An alternative synthetic route with better overall yield uses 1,4-benzoquinone and cyclohexa-1,3-diene as starting materials. 1,4-Benzoquinone (1) is first converted to 2,5-dibromo-1,4-benzoquinone (2), which reacts in a Diels–Alder reaction with cyclohexa-1,3-diene (3) to form the polycyclic diketone 4. This diketone photoisomerizes to 1,6-dibromopentacyclo[6.4.0.0^{3,6}.0^{4,12}.0^{5,9}]dodeca-2,7-dione (5), which undergoes a pseudo-Favorskii rearrangement in a 25% aqueous solution of sodium hydroxide, giving the dicarboxylic acid 6. The acid is decarboxylated with a modified Hunsdiecker reaction to a dibromide 7, which is reductively debrominated with tributyltin hydride to basketane (8) at a 11% yield relative to the starting material cyclohexa-1,3-diene.

A 1994 synthesis starts with homocubanone, a cubane derivative, forming basketane via the basketyl radical. The synthesis functions by forcing cubane rings to be opened up via structural strain to create the chemical bonds necessary for this rigid molecule. This method is known as ring expansion where one part of two conjoined ringed are opened and rearranged to remove barriers between the two ring systems.Cyclobutylmethyl radicals that rearrange and open into structures such as basketane and cubane are favorable rearrangements with free energy barriers around 0.3 kcal/mol.

== Properties and reactions==
The C-C-C and H-C-C bond angles in basketane and several other cages deviate from 109.5 degrees, i.e., they are strained rings. The strain energy is reflected in high heat of combustion.

===Metal-catalyzed rearrangements===
Transition metals catalyze the valence isomerization of basketane and substituted derivatives. Silver perchlorate catalyzes its isomerization to the compound snoutane.
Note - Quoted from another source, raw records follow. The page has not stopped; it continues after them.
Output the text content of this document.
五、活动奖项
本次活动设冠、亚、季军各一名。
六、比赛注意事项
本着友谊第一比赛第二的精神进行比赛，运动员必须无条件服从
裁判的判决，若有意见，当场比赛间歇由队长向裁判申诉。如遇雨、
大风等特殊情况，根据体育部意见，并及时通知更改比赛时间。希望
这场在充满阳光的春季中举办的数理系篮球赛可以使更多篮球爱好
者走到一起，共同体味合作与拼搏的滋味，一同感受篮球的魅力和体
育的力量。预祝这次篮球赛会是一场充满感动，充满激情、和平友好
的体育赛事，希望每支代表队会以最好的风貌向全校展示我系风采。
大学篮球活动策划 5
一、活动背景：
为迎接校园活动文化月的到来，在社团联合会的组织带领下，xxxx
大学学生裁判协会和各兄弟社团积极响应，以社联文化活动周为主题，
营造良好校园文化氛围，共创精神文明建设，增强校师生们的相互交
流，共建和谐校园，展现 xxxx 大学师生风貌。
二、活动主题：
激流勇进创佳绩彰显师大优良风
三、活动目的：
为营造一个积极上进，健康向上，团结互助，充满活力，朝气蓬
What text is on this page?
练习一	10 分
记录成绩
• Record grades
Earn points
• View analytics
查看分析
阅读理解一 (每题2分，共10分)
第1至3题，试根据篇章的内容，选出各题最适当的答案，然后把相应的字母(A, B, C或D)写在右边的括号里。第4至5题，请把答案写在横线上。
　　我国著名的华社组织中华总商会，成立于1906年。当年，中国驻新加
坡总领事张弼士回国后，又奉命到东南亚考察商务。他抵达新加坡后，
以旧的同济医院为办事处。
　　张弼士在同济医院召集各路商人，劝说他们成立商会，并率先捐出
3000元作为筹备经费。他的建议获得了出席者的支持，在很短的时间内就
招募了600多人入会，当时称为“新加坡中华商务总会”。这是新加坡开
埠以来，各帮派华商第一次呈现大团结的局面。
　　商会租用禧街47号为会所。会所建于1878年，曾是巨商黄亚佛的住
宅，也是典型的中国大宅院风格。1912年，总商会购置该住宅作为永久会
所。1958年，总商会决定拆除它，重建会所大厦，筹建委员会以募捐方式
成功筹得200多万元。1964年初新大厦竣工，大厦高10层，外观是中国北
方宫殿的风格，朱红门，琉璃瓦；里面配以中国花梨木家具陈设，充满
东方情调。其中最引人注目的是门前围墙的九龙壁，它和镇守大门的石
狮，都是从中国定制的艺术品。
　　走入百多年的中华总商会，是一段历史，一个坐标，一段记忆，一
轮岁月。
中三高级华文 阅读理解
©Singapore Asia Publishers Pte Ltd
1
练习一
Other transition metals catalyze the formation of a snoutane derivative with a tricyclic diene. The ratio of the products depends on the nature of the catalyst used and the substitutions on the basketane.

Basketane absorbs an equivalent amount of hydrogen gas in the presence of palladium on carbon, After some initial confusion, it was shown that the C3-C4 bond is hydrogenolyzed to give the dihydrobasketane tetracyclo[4.4.0.0^{2,5}.0^{3,8}]decane. Further hydrogenation cleaves the C5-C6 bond to give the hydrocarbon twistane.